42. Kötü muamele konusundaki iddialar, uygun delillerle
desteklenmelidir. İddia edilen olayların gerçekliğini tespit etmek için her
türlü şüpheden uzak, makul kanıtların varlığı gerekir. Bu nitelikteki bir
kanıt, yeterince ciddi, açık ve tutarlı emarelerden ya da aksi ispat edilemeyen
birtakım karinelerden de oluşabilir. Bu bağlamda kanıtlar toplanırken
tarafların takındığı tutumlar dikkate alınmalıdır.
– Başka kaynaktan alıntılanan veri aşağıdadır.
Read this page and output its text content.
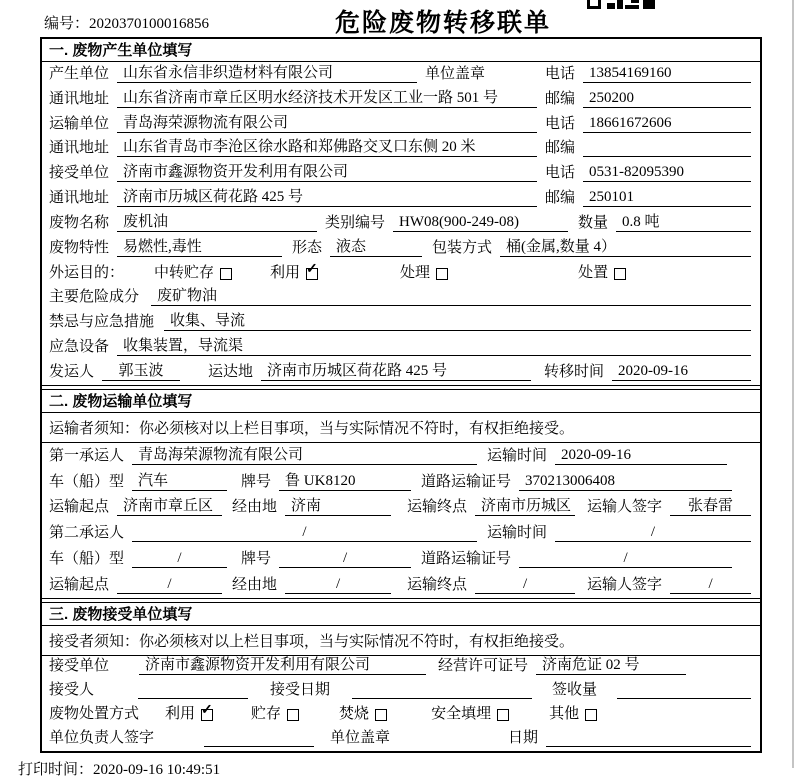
编号：2020370100016856	危险废物转移联单
一. 废物产生单位填写
产生单位 山东省永信非织造材料有限公司	单位盖章	电话 13854169160
通讯地址 山东省济南市章丘区明水经济技术开发区工业一路 501 号	邮编 250200
运输单位 青岛海荣源物流有限公司	电话 18661672606
通讯地址 山东省青岛市李沧区徐水路和郑佛路交叉口东侧 20 米	邮编
接受单位 济南市鑫源物资开发利用有限公司	电话 0531-82095390
通讯地址 济南市历城区荷花路 425 号	邮编 250101
废物名称 废机油	类别编号 HW08(900-249-08)	数量 0.8 吨
废物特性 易燃性,毒性	形态 液态	包装方式 桶(金属,数量 4）
外运目的： 中转贮存	利用 ✓	处理	处置
主要危险成分	废矿物油
禁忌与应急措施	收集、导流
应急设备 收集装置，导流渠
发运人	郭玉波	运达地 济南市历城区荷花路 425 号	转移时间 2020-09-16
二. 废物运输单位填写
运输者须知：你必须核对以上栏目事项，当与实际情况不符时，有权拒绝接受。
第一承运人 青岛海荣源物流有限公司	运输时间 2020-09-16
车（船）型 汽车	牌号 鲁 UK8120	道路运输证号 370213006408
运输起点 济南市章丘区	经由地 济南	运输终点 济南市历城区 运输人签字	张春雷
第二承运人	/	运输时间	/
车（船）型	/	牌号	/	道路运输证号	/
运输起点	/	经由地	/	运输终点	/	运输人签字	/
三. 废物接受单位填写
接受者须知：你必须核对以上栏目事项，当与实际情况不符时，有权拒绝接受。
接受单位	济南市鑫源物资开发利用有限公司	经营许可证号 济南危证 02 号
接受人	接受日期	签收量
废物处置方式 利用 ✓	贮存	焚烧	安全填埋	其他
单位负责人签字	单位盖章	日期
打印时间：2020-09-16 10:49:51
Ancak bu uygun koşulların
tespiti hâlinde kötü muamelenin varlığından bahsedilebilir (C.D., B. No:
2013/394, 6/3/2014, § 28).
43. Yukarıdaki açıklamalar da dikkate alındığında
başvurucunun kötü muamele iddialarının makul şüphe uyandıran ve savunulabilir
düzeyde olduğunu gösterecek herhangi bir unsur bulunmamaktadır.
44. Anayasa Mahkemesinin soruşturma ve kovuşturma
makamları tarafından verilen kararları maddi vakıa yönünden inceleyerek bu
mercilerin yaptıkları değerlendirmenin yerine kendisininkini ikame etme görevi
bulunmamaktadır (Cezmi Demir ve diğerleri, B. No: 2013/293, 17/7/2014, §
96). İlk derece yargı mercilerinin ulaştığı sonuçlar Anayasa Mahkemesini
bağlamamasına rağmen normal şartlar altında bu mercilerin maddi olaylara
ilişkin tespitlerinden ayrılmak için kuvvetli bir neden gösterilmelidir. Somut
olayda Savcılığın kovuşturmaya yer olmadığına dair kararında ulaştığı sonucun
makul olduğu değerlendirilmiştir.
45. Açıklanan gerekçelerle Anayasa'nın 17. maddesinin
üçüncü fıkrasında güvence altına alınan kötü muamele yasağının ihlal edildiğine
ilişkin iddianın açıkça dayanaktan yoksun olması nedeniyle kabul
edilemez olduğuna karar verilmesi gerekir.
46. Kötü muamele iddialarıyla ilgili olarak açıkça
dayanaktan yoksunluk kararı verildiğinden Emniyet Müdürlüğünün basın
açıklamasının soruşturmanın bağımsızlık ve tarafsızlığına gölge düşürdüğüne
yönelen iddianın ele alınmasına lüzum görülmemiştir.
VI. HÜKÜM
Açıklanan gerekçelerle;
A. Kötü muamele yasağının ihlal edildiğine ilişkin
iddianın açıkça dayanaktan yoksun olması nedeniyle KABUL EDİLEMEZ
OLDUĞUNA,
B. 12/1/2011 tarihli ve 6100 sayılı Hukuk Muhakemeleri
Kanunu’nun 339. maddesinin (2) numaralı fıkrası uyarınca tahsil edilmesi
mağduriyetine neden olacağından başvurucunun yargılama giderlerini ödemekten
TAMAMEN MUAF TUTULMASINA 23/10/2019 tarihinde karar verildi.